Поняв опасения Маркса, Энгельс подавил свое желание поспорить и перевел разговор на другое.
— Если бы я знал, что Амалия беременна, — сказал он? — я ни за что не стал бы скрываться в твоем доме.
— Но разве ты не посчитал бы меня подлецом, — Даниельс возбужденно потряс перед собой руками, — если бы позавчера ночью, когда ты пришел, я, ссылаясь на беременность жены, сказал бы, что не могу принять тебя?
— Нет, не посчитал бы, — спокойно и серьезно ответил Энгельс. — Мы можем рисковать своим будущим и даже будущим друзей-единомышленников, если они сами идут на это, но распоряжаться судьбой еще не родившегося ребенка никто из нас не имеет права.
— Ну, теперь поздно об этом думать и что-нибудь предпринимать, — примирительно сказал Маркс. — Все равно через день-два мы должны будем совсем уехать из Кёльна.
Выслушав рассказ Маркса о том, почему он, Энгельс и остальные редакторы «Новой Рейнской» в ближайшие дни уедут, почему газета перестает выходить, Даниельс задумчиво и печально проговорил:
— Сегодня прямо на операционном столе, буквально под ножом, у меня умер больной. Такое случалось и раньше. Мои пациенты, живущие в нищете или на грани нищеты, как правило, обращаются за помощью к врачу слишком поздно. Но сегодняшний случай почему-то взволновал меня особенно сильно. Может быть, потому, что последним словом умирающего было слово «бессмыслица». Оно весь день сверлит мне мозг. Очевидно, я потому и проснулся, когда Маркс произнес его…
— Это ты к чему? — настороженно спросил Энгельс.
— Это я к тому, — устало покачал головой Даниельс, — что вот и ваша газета умирает. Сколько в нее было вложено сил, страсти, таланта, ваших денег, наконец, — и все, оказывается, бессмысленно…

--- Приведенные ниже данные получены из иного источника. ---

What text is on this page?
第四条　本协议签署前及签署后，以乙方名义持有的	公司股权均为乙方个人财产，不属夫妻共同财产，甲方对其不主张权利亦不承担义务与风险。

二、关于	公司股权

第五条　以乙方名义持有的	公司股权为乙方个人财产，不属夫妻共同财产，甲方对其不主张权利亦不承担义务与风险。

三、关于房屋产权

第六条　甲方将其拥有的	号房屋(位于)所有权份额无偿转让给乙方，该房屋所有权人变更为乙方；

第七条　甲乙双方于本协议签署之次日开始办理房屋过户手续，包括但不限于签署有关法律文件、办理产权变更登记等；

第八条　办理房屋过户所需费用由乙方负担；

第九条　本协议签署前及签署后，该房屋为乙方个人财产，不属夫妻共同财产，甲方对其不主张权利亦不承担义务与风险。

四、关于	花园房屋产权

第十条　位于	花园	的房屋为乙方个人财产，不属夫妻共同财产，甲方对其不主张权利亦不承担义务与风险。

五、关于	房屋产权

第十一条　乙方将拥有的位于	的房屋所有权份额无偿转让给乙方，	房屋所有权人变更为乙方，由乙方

— О нет! — первым горячо возразил Маркс. — Наша газета не безнадежный пациент на операционном столе. Она жила, как воин, и умрет, как воин. И кровь ее прольется отнюдь не даром.
— Я уверен, — вмешался Энгельс, — что славная жизнь и достойная смерть нашей газеты, между прочим, послужат и делу совершенствования будущего Даниельса — даже в том случае, если он сам ничего не будет о ней знать.
— Да, кровь ее прольется недаром, — тихо, задумчиво повторил Маркс, в голосе его прорвались горечь и боль.
— Послушай! — вдруг воскликнул Энгельс, положив руку на плечо Карла. — А что, если последний помер газеты отпечатать красной краской? А?
У Маркса загорелся взгляд:
— Прекрасная мысль! Так и сделаем! Это будет как знамя, как кровь, как факел… Такая мысль, Фридрих, стоит половины всего номера. В другой раз за подобный подарок я с легким сердцем освободил бы тебя от написания статьи, но не сегодня. Садись и пиши, а мне пора.
Маркс даже не позволил проводить себя до двери, а усадил Энгельса к письменному столу и пододвинул лист чистой бумаги.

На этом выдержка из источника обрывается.